Como irei eu explicar ao meu amigo Francisco, que escolheu a vida do eremita em 1997 e desde então só nos temos correspondido por postais, os dele com paisagens de lagos, os meus com gajas nuas de mamilos censurados por uns queijos da Serra, cujos versos - de ambos - não têm mais do que considerações acerca de como o Sporting ou o Benfica estão a portar-se num respectivo período de tempo, e que nos tempos mais recentes, da minha parte, escasseavam de espaço para que coubessem os meus elogios às prestações desportivas do
seu clube, explicando-lhe que poucas vezes terei visto equipas a jogar assim e ele então terá murmurado no cartão que sendo assim até parecia inevitável o Jesus ganhar a Liga Europa ao que retorqui que era muito natural que tal acontecesse, mas como lhe irei explicar que o
Benfas perdeu
4-1 contra o
Liverpool, 6º classificado da Premier (a caminho do 7º lugar, caso o Aston Villa empate ou ganhe o jogo que tem a menos)?

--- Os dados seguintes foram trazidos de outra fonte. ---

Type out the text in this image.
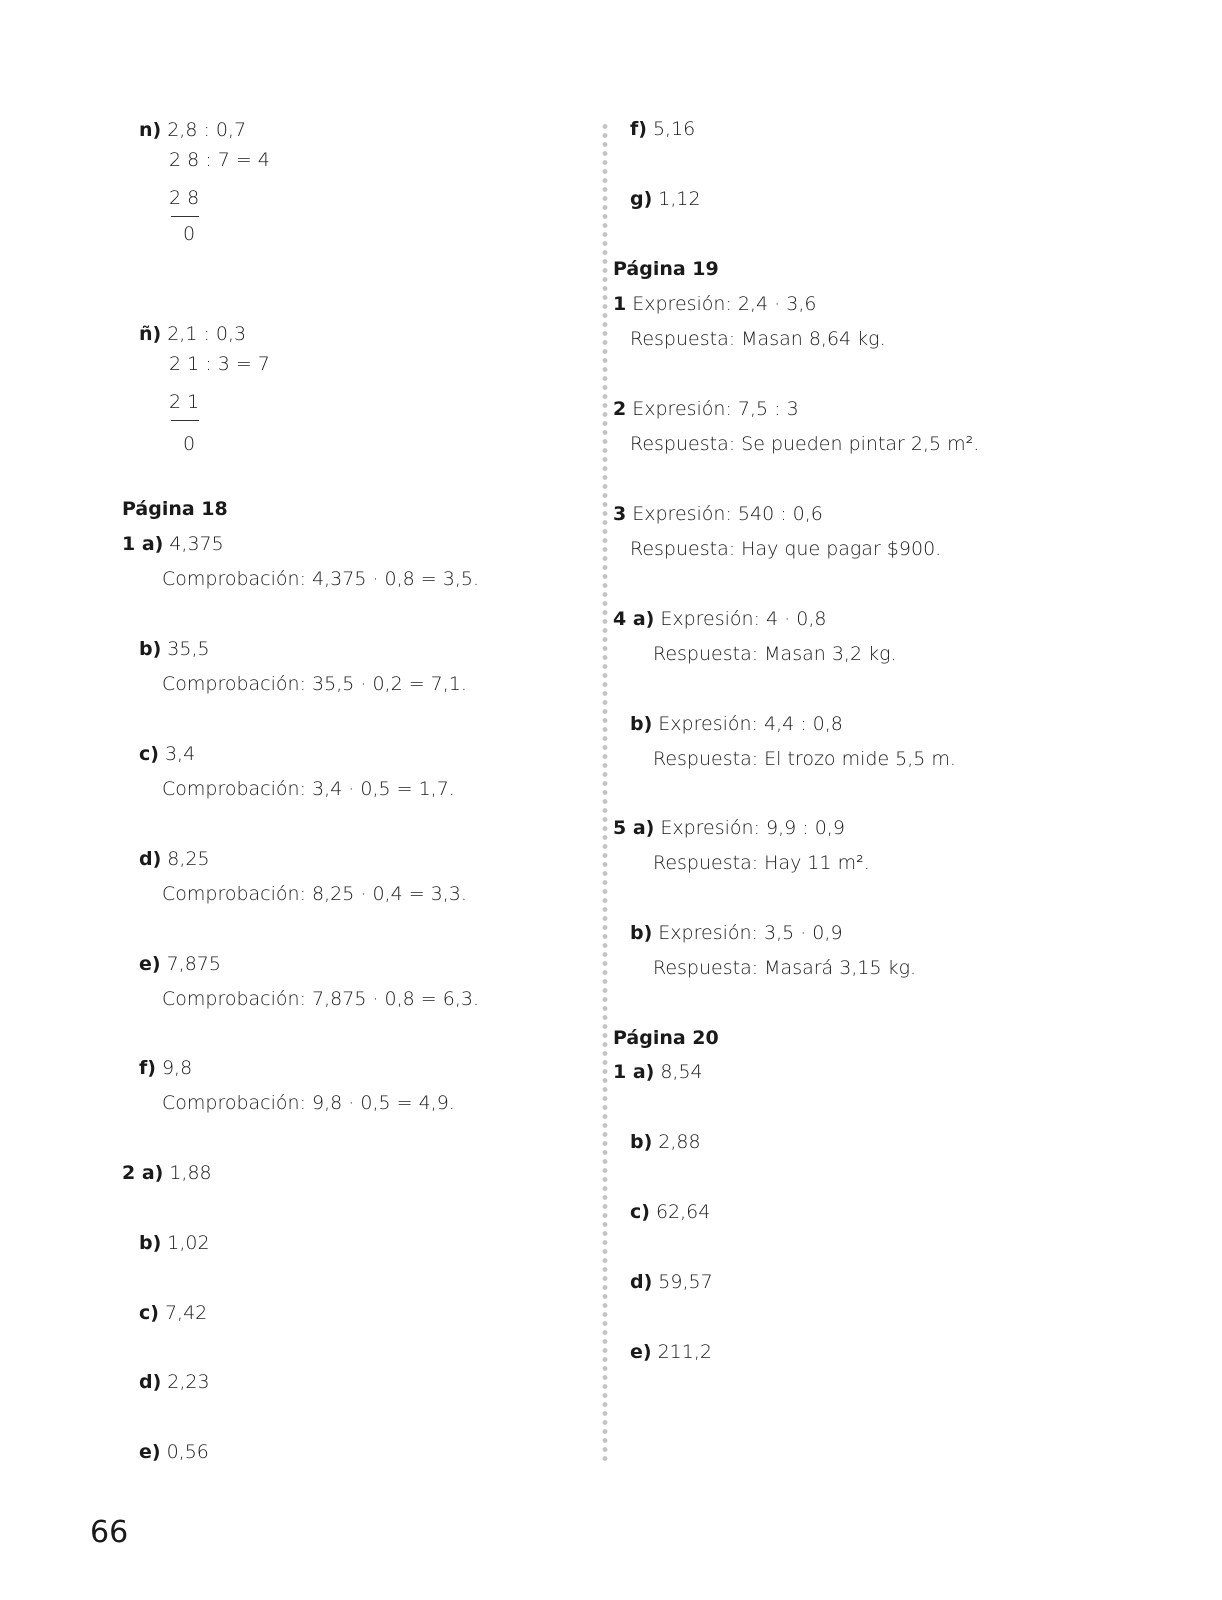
n) 2,8 : 0,7
2 8 : 7 = 4
2 8
0
ñ) 2,1 : 0,3
2 1 : 3 = 7
2 1
0
Página 18
1 a) 4,375
Comprobación: 4,375 · 0,8 = 3,5.
b) 35,5
Comprobación: 35,5 · 0,2 = 7,1.
c) 3,4
Comprobación: 3,4 · 0,5 = 1,7.
d) 8,25
Comprobación: 8,25 · 0,4 = 3,3.
e) 7,875
Comprobación: 7,875 · 0,8 = 6,3.
f) 9,8
Comprobación: 9,8 · 0,5 = 4,9.
2 a) 1,88
b) 1,02
c) 7,42
d) 2,23
e) 0,56
f) 5,16
g) 1,12
Página 19
1 Expresión: 2,4 · 3,6
Respuesta: Masan 8,64 kg.
2 Expresión: 7,5 : 3
Respuesta: Se pueden pintar 2,5 m².
3 Expresión: 540 : 0,6
Respuesta: Hay que pagar $900.
4 a) Expresión: 4 · 0,8
Respuesta: Masan 3,2 kg.
b) Expresión: 4,4 : 0,8
Respuesta: El trozo mide 5,5 m.
5 a) Expresión: 9,9 : 0,9
Respuesta: Hay 11 m².
b) Expresión: 3,5 · 0,9
Respuesta: Masará 3,15 kg.
Página 20
1 a) 8,54
b) 2,88
c) 62,64
d) 59,57
e) 211,2
66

Bom, em primeiro lugar dir-lhe-ei que acima de tudo foi um Jesus a cair na esparrela do Benitez (o que é fácil dizer quando se perde). Parece-me que o treinador do Benfica terá lido todos os posts do
Lateral Esquerdo, e embriagado da sua própria imagem, qual Narciso, decidiu que o queria mesmo era cilindrar o Liverpool. Pressioná-lo, como quem, de pénis entumescido, pressiona as nádegas de uma colegial. Mas, como tantas vezes acontece na vida, a tesão afinal era de mijo, e jogadores como Aimar (coitado), Carlos Martins e Di Maria pouco mais estavam do que embalsamados.
Quanto à decisão de tirar o
David Luiz do centro da defesa, teria sido uma óptima ideia, tendo em conta ter-se um jogador muito melhor:
Sidnei (mas sem ritmo de jogo hoje). O problema foi terem-no posto à esquerda: ajudou o
Kuyt a ficar em jogo no segundo golo e no quarto deu-nos razão quando ao vê-lo jogar pensamos no
Steven Seagal versão ornitorrinco.
Nem um livre por uma falta não existente conseguiu renovar o ânimo de uma
equipa febril cujas investidas pareciam depender dos últimos esforços de um
Ramires a fuçar por ali adentro à espera do tropeção.
Júlio César não aguentou a pressão e diz que tinha a vista toldada - pediu para sair.
Pobre Jesus, não lhe faltava mais nada, e ele que ainda tinha de fazer entrar o... o...
Coentrão. Pois. Parece que se
David Luiz jogou à esquerda, estreando-se Sidnei ao centro, foi para poder ter um suplente minimamente em condições que pudesse substituir a dada altura os debilitados centro-campistas encarnados. Não se vislumbra outra razão.
Pois é, Francisco, em suma, fizeram-vos do esfíncter rosbife à inglesa, para usar o trocadilho que se prevê aparecer amanhã nas capas dos jornais. Resta-vos o campeonato, que ganharão sem grandes incidentes.